Estoques americanos de petróleo em queda De acordo com os dados divulgados pelo DOE, os estoques de petróleo nos EUA caíram 2 milhões de barris ao longo da semana – volume maior do que o esperado pelo mercado, mas abaixo do reportado pelo API no dia anterior (-4,5 milhões de barris). A redução foi influenciada principalmente por uma produção menor (-0,7%) e a manutenção dos repasses das reservas comerciais para as SPR. Vale destacar, também, que a demanda pela commodity se manteve firme, com o fator de utilização das refinarias avançando 0,4 p.p. no período. Os estoques de diesel também operaram com queda, de 1,1 milhão de m³, seguindo caminho contrário ao apontado pelo API, em meio a um avanço significativo das exportações, de 380 kbpd (+37,1%). Já para a gasolina, as reservas se mantiveram estáveis (+188 kbpd), influenciada tanto pelo aumento das importações (+31,7%), como também por uma redução da demanda doméstica (-4,2%).
Importações de diesel seguem aquecidas De acordo com os dados divulgados pelo MDIC, as importações de diesel A totalizaram 1,48 milhão de m³ em abril, marcando alta de 23% frente ao observado no mesmo período do ano passado. O volume internalizado no mês foi o maior em 2025, refletindo tanto a demanda aquecida por diesel no mercado doméstico quanto uma janela aberta para internalização do combustível – com este último fator ocorrendo mesmo em meio aos reajustes negativos dos preços de venda promovidos pela Petrobras, com a queda contínua das cotações do petróleo e uma valorização do real garantindo a manutenção dessa busca pelo produto importado. No agregado anual, as importações de diesel A totalizaram 5,14 milhões de m³, apresentando um aumento de 17,2% frente ao observado em 2024, com a Rússia representando 63% desse volume (3,27 mi de m³), seguida por EUA (1,13 mi de m³), Arábia Saudita (251 mil m³), Índia (241 mil m³) e outros fornecedores menores.

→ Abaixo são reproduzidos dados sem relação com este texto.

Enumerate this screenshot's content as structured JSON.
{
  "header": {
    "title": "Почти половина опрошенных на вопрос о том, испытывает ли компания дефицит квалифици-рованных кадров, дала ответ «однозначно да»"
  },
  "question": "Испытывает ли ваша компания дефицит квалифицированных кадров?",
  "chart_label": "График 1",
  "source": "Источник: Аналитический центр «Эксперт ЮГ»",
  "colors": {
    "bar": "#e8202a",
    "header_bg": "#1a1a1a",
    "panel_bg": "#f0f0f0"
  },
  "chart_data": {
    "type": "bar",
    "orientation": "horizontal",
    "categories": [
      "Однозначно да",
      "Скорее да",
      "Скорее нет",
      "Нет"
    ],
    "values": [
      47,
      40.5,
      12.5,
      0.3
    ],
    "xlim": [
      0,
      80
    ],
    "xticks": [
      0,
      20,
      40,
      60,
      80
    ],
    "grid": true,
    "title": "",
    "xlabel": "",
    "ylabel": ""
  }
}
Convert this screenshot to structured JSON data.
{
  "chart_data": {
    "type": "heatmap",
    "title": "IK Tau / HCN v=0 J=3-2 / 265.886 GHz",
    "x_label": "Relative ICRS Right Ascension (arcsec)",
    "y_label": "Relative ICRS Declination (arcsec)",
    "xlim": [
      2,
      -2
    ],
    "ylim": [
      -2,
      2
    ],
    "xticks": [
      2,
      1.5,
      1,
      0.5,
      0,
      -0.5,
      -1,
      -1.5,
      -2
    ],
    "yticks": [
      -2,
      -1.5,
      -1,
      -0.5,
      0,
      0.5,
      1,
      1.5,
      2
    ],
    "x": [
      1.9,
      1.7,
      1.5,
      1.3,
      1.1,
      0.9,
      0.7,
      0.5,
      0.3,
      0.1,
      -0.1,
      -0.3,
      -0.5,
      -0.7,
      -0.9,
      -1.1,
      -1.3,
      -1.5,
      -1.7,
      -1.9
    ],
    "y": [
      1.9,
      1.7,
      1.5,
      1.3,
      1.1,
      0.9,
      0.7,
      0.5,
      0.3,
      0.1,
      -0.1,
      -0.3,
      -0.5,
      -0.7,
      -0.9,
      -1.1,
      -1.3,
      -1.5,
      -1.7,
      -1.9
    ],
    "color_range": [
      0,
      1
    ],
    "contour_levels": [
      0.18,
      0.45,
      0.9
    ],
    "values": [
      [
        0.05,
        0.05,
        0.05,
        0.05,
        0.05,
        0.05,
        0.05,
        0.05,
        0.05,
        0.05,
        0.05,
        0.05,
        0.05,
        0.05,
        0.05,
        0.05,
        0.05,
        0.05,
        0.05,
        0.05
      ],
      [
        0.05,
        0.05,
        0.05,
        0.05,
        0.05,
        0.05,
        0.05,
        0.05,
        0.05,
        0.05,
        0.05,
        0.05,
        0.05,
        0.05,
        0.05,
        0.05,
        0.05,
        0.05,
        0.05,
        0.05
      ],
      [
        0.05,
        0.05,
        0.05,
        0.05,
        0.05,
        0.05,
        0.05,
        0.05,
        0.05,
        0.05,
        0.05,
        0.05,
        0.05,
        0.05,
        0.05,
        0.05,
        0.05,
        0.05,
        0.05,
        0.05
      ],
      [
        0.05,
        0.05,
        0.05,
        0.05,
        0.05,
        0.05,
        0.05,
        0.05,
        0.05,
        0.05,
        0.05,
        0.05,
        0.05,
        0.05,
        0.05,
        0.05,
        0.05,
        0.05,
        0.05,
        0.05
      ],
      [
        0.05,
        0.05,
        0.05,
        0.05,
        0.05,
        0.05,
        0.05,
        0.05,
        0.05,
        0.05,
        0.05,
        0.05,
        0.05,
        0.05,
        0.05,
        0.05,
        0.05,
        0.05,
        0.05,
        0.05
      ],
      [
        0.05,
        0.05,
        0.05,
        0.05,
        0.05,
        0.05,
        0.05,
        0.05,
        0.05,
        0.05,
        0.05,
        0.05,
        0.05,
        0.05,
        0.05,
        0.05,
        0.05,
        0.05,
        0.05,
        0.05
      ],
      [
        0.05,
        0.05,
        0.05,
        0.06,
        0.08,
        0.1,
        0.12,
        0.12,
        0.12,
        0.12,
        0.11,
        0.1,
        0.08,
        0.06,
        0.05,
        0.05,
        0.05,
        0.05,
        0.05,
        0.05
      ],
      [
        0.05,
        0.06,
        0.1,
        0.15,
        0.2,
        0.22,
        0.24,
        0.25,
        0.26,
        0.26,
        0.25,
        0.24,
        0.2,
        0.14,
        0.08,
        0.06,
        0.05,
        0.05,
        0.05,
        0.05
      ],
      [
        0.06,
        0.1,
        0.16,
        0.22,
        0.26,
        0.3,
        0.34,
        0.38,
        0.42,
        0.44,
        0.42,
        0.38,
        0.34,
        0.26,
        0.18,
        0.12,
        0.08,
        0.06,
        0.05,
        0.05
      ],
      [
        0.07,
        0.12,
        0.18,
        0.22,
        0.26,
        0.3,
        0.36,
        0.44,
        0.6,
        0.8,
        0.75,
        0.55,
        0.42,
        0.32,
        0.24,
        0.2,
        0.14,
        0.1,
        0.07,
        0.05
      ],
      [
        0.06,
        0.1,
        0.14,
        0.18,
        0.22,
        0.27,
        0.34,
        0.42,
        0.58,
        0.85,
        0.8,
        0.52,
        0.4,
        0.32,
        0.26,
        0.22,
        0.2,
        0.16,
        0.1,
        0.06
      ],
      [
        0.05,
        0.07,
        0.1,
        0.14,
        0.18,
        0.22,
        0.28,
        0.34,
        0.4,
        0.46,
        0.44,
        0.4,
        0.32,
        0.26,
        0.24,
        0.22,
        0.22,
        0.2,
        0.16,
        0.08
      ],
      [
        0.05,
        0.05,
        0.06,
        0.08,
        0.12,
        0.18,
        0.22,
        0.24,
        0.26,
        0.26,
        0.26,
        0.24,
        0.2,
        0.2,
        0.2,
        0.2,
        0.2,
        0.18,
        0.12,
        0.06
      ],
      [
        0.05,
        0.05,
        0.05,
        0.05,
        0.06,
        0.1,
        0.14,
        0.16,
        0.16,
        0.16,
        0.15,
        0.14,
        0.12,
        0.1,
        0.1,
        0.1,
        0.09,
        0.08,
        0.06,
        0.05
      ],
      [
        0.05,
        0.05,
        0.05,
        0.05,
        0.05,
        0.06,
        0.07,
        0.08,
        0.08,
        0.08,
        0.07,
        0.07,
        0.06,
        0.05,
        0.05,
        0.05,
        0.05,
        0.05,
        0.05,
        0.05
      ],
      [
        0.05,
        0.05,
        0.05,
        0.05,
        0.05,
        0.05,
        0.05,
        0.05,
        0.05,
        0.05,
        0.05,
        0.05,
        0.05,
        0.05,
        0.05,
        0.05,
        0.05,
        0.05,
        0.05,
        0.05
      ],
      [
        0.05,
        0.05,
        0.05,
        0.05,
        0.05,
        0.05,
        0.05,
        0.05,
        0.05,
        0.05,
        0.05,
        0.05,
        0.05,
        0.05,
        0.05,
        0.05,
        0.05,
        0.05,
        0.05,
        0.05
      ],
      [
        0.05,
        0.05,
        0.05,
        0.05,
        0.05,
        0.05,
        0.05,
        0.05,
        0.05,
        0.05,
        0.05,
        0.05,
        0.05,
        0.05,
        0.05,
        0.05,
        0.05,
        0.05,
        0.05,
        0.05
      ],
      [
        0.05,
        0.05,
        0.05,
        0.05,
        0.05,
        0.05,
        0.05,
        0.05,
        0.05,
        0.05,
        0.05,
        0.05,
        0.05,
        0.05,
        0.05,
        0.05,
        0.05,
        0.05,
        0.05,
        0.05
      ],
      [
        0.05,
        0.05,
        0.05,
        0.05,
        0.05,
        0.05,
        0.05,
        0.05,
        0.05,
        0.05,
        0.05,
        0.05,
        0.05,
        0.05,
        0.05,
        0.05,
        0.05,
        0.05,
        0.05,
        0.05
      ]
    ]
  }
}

Em contrapartida, as importações de gasolina A seguiram bem fragilizadas, totalizando 120 mil m³, volume 6% inferior ao observado em abril/24. Apesar da janela aberta para internalização ao longo de todo mês, o crescimento acelerado da produção doméstica do combustível pelas refinarias brasileiras – de +5,2% no agregado anual – garantiu uma menor exposição ao mercado internacional, mantendo volumes importados menos significativos. No agregado anual, o indicador alcançou 763,5 mil m³, marcando queda de 25% frente ao observado em 2024, mesmo em um cenário de crescimento do consumo no mercado interno ao longo do primeiro trimestre do ano. Dentre os principais fornecedores, destacam-se a Rússia (278 mil m³), Países Baixos (193 mil m³) e Bahamas (190 mil ³).
Gás Natural
- Os preços do gás natural nos EUA fecharam a sessão de ontem em alta, com o contrato mais ativo do Henry Hub operando em USD 3,621/MMBTU. No Brasil, considerando o contrato da Petrobras 2024/25, os preços do gás natural operaram com uma baixa de -1,63% na sessão passado, alcançando USD 7,37919/MMBTU.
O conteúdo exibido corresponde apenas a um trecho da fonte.